Drogue, kalachnikovs : la Castellane au bord de la crise de nerfs

Drogue, kalachnikovs : la Castellane au bord de la crise de nerfs

DirectLCI
SOCIETE – Pendant près d’une journée, les habitants de la cité de la Castellane dans le 16ème arrondissement de Marseille ont vécu en état de siège durant une opération de police pour tenter de retrouver des hommes qui avaient tiré à la kalachnikov le matin même. La goutte d’eau qui fait déborder le vase pour de nombreux habitants de cette cité en proie au trafic de drogue depuis des années.

Les habitants de la Castellane l’appellent la "tour magique". Une barre d’immeuble d’une dizaine d’étages, devenue en quelques années le symbole du trafic de drogue à Marseille. C’est là que la police avait saisi plus d’un million d’euros en 2013. C’est là aussi que lundi matin, vers 9 h 30, un commando armé de kalachnikovs venu d’une autre cité a fait irruption pour tenter de prendre le contrôle de ce "point stup".

LIRE AUSSI >>> Coups de feu à Marseille : "Quand j'ai entendu tirer, je me suis baissé pour me protéger"

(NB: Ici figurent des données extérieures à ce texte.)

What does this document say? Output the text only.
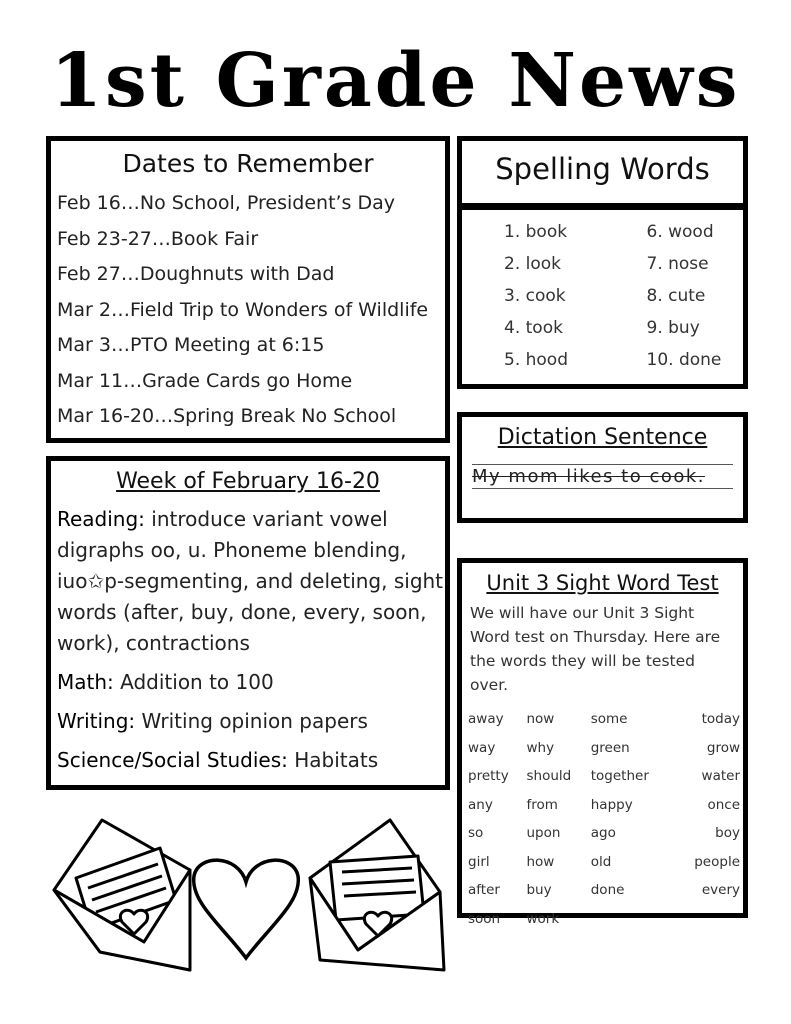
1st Grade News
Dates to Remember
Feb 16…No School, President’s Day
Feb 23-27…Book Fair
Feb 27…Doughnuts with Dad
Mar 2…Field Trip to Wonders of Wildlife
Mar 3…PTO Meeting at 6:15
Mar 11…Grade Cards go Home
Mar 16-20…Spring Break No School
Week of February 16-20

Reading: introduce variant vowel digraphs oo, u. Phoneme blending, iuo✩p-segmenting, and deleting, sight words (after, buy, done, every, soon, work), contractions

Math: Addition to 100

Writing: Writing opinion papers

Science/Social Studies: Habitats

Spelling Words
1. book
2. look
3. cook
4. took
5. hood
6. wood
7. nose
8. cute
9. buy
10. done
Dictation Sentence
My mom likes to cook.
Unit 3 Sight Word Test
We will have our Unit 3 Sight Word test on Thursday. Here are the words they will be tested over.
away	now	some	today
way	why	green	grow
pretty	should	together	water
any	from	happy	once
so	upon	ago	boy
girl	how	old	people
after	buy	done	every
soon	work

"Je me trouvais dans mon appartement quand j’ai vu par la fenêtre des types errer avec les armes puis d’un coup ça a tiré", raconte nerveusement Fatima l’une des résidentes de la tour K. "Tout le monde sait qu’il y a beaucoup d’argent qui circule dans cette tour, c’est pour ça qu’elle est 'magique' car ici c’est la misère" explique-t-elle en souriant comme pour mieux évacuer la peur.

"Maman vient me chercher"

Son sourire, Mohamed l’a perdu depuis bien longtemps. Déjà 5 ans qu’il habite à proximité de la tour. Presque autant à demander un relogement dans un autre quartier. "Tous les jours il se passe un truc grave, assure-t-il. J’ai peur pour moi, ma femme et surtout mes enfants. Écrivez-le, je veux partir d’ici, je ne veux plus rester. Que faut-il ? Qu’un innocent meurt pour qu’on me trouve un autre logement", lâche-t-il dans un mélange sourd d'angoisse et de colère.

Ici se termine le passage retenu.